In angiographic follow-up in 94 patients at six months, investigators report that in-segment and in-stent late loss was minimal, just 0.01 mm and 0.07 mm, respectively, in the Excel-treated patients, much less than that observed with the Cypher, Taxus, and bare-metal stents. In-segment and in-stent restenosis rates were also low, said Santoso, approximately half of what was seen with the other stents.
With this drug, after six months the polymer disappears, and the stent behaves like a bare-metal stent.
Interestingly, the stent, made by JW Medical Systems Ltd, is priced around US $1200, much cheaper than other drug-eluting stents on the market. According to Santoso, the technology is not inferior to other products, but the fact that it is made in China allows the company to keep the price low, making it an attractive alternative to clinicians looking for the bang of drug-eluting stent without having to pay the big bucks.
"The stent is much cheaper, but we know that the platform is very good, and we know that the drug is also very good," said Santoso. "The polymer is also very good, this biodegradable polymer, so we are very confident."
With the issue of late stent thrombosis one of the major themes running through TCT 2006, with countless program hours devoted to the issue, Santoso believes that the stent, with its disappearing polymer, might offer advantages over other stents currently approved. "There are various causes [of late stent thrombosis], but at the moment, one of the causes we believe is the polymer. With this drug, after six months the polymer disappears, and the stent behaves like a bare-metal stent.
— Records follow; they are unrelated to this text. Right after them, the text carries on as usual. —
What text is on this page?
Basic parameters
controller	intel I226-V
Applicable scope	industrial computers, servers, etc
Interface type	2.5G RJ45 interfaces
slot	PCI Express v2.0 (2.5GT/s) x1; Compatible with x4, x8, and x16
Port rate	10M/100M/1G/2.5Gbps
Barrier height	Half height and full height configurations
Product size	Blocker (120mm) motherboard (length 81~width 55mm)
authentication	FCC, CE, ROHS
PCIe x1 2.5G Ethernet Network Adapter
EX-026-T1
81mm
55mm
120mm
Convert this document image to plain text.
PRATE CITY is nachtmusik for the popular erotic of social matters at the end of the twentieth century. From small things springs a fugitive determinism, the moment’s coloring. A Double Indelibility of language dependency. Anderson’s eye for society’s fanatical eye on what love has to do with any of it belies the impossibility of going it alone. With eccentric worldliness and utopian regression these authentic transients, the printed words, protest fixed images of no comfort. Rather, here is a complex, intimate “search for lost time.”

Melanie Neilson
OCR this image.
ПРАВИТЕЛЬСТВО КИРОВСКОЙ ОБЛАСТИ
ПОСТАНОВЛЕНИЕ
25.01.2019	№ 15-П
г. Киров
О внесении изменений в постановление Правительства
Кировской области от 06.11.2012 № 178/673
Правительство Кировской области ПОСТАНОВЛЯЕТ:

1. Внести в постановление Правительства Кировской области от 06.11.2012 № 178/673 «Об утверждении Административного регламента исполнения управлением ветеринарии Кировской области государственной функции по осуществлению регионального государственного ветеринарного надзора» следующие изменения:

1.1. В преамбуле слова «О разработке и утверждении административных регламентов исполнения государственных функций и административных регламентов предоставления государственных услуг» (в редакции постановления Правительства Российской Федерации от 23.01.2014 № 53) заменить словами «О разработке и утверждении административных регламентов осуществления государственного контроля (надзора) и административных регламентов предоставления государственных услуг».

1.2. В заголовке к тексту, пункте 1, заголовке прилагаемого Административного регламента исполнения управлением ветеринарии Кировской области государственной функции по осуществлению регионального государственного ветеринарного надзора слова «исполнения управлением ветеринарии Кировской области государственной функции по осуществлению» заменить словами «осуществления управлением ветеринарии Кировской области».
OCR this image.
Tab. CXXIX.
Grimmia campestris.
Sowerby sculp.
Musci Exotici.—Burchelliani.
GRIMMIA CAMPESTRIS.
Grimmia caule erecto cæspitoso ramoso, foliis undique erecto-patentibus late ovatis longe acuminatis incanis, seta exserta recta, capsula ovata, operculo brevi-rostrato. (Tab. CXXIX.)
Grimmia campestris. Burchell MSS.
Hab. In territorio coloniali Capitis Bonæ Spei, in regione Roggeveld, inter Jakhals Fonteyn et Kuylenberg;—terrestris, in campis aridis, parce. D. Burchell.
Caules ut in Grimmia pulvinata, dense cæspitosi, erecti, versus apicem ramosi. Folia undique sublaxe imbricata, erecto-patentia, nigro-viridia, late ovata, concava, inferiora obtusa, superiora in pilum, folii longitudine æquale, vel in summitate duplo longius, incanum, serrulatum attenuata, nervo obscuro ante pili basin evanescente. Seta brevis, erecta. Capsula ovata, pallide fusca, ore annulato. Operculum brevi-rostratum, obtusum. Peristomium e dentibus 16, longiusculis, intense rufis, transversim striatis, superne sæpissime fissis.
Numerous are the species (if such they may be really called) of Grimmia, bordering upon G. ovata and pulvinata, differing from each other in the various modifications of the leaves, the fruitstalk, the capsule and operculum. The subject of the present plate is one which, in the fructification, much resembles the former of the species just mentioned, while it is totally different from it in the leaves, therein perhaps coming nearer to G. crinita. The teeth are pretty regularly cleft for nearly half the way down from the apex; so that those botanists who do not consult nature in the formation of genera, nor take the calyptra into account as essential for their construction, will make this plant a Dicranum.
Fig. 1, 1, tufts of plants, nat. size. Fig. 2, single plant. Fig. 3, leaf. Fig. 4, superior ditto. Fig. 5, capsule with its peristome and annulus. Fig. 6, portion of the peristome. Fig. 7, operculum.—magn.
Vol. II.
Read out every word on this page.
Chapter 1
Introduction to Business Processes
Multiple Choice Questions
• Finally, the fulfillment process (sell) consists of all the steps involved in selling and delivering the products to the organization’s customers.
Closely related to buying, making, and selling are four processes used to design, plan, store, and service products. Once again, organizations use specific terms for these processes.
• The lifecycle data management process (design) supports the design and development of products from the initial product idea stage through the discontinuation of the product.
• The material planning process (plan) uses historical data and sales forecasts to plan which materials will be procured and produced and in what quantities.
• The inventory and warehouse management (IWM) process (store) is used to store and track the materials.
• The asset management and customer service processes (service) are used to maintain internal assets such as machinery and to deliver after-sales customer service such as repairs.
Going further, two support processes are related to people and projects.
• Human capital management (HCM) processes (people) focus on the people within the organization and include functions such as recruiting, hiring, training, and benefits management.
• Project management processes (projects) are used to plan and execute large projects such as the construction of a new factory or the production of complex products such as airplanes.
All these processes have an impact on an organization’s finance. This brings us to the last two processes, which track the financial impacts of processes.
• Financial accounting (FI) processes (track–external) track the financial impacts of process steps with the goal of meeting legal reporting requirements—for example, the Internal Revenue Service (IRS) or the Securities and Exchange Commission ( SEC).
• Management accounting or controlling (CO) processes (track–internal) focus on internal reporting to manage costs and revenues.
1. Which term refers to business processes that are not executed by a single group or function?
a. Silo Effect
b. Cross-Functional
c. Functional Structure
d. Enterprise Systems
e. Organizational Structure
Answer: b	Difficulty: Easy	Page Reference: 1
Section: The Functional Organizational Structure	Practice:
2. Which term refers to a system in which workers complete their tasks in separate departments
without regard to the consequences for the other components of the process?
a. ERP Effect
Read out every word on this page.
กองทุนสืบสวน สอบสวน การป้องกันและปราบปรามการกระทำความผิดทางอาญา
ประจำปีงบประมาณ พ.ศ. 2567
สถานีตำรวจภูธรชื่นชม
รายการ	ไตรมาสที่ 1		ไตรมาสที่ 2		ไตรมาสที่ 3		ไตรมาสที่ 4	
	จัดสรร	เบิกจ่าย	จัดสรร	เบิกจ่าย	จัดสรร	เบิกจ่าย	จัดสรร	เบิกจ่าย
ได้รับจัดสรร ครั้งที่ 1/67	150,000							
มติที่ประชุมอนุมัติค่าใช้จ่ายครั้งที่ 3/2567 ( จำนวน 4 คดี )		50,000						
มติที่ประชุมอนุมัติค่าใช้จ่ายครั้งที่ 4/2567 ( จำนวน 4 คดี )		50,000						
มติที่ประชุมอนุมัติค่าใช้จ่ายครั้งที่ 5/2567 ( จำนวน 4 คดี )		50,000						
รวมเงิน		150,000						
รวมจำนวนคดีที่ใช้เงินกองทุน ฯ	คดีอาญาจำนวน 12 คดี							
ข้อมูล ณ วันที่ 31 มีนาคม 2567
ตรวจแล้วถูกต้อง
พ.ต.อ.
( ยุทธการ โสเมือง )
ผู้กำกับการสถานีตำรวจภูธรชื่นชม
This is, theoretically, one of the reasons why the stent might be safer."
Better follow-up needed
Dr Philip Urban (Latour Hospital, Geneva, Switzerland), who commented on the study during the late-breaking clinical-trials session, called the device "promising" and said that the data compare well with Cypher, the other sirolimus-eluting stent. He pointed out, however, that a number of patients were lost during follow-up, with only 75% of patients available for clinical follow-up at six months and 50% available at 12 months. Also, angiographic follow-up was available in only 34% of patients at six months.
"Of course, this quite markedly affects what degree of confidence we can have with the results," said Urban.
The late-loss findings, however, are excellent, said Urban, but he cautioned against comparisons with the other stents in this registry, as the study was nonrandomized, in addition to having limited follow-up data on patients. In addition, although there was no late stent thrombosis, Urban said little should be made of this finding until more data become available in future trials.
"What can we say today from these data?" asked Urban. "It's very encouraging, but it's preliminary. It's consecutive patients from a single center. . . . Efficacy seems to be good, but the follow-up limits the value we can give to those data." Further, longer-term follow-up, with adjudication of events, as well as a randomized comparison with the other drug-eluting stents, will be necessary to learn where this new stent could fit into the existing armamentarium, he said.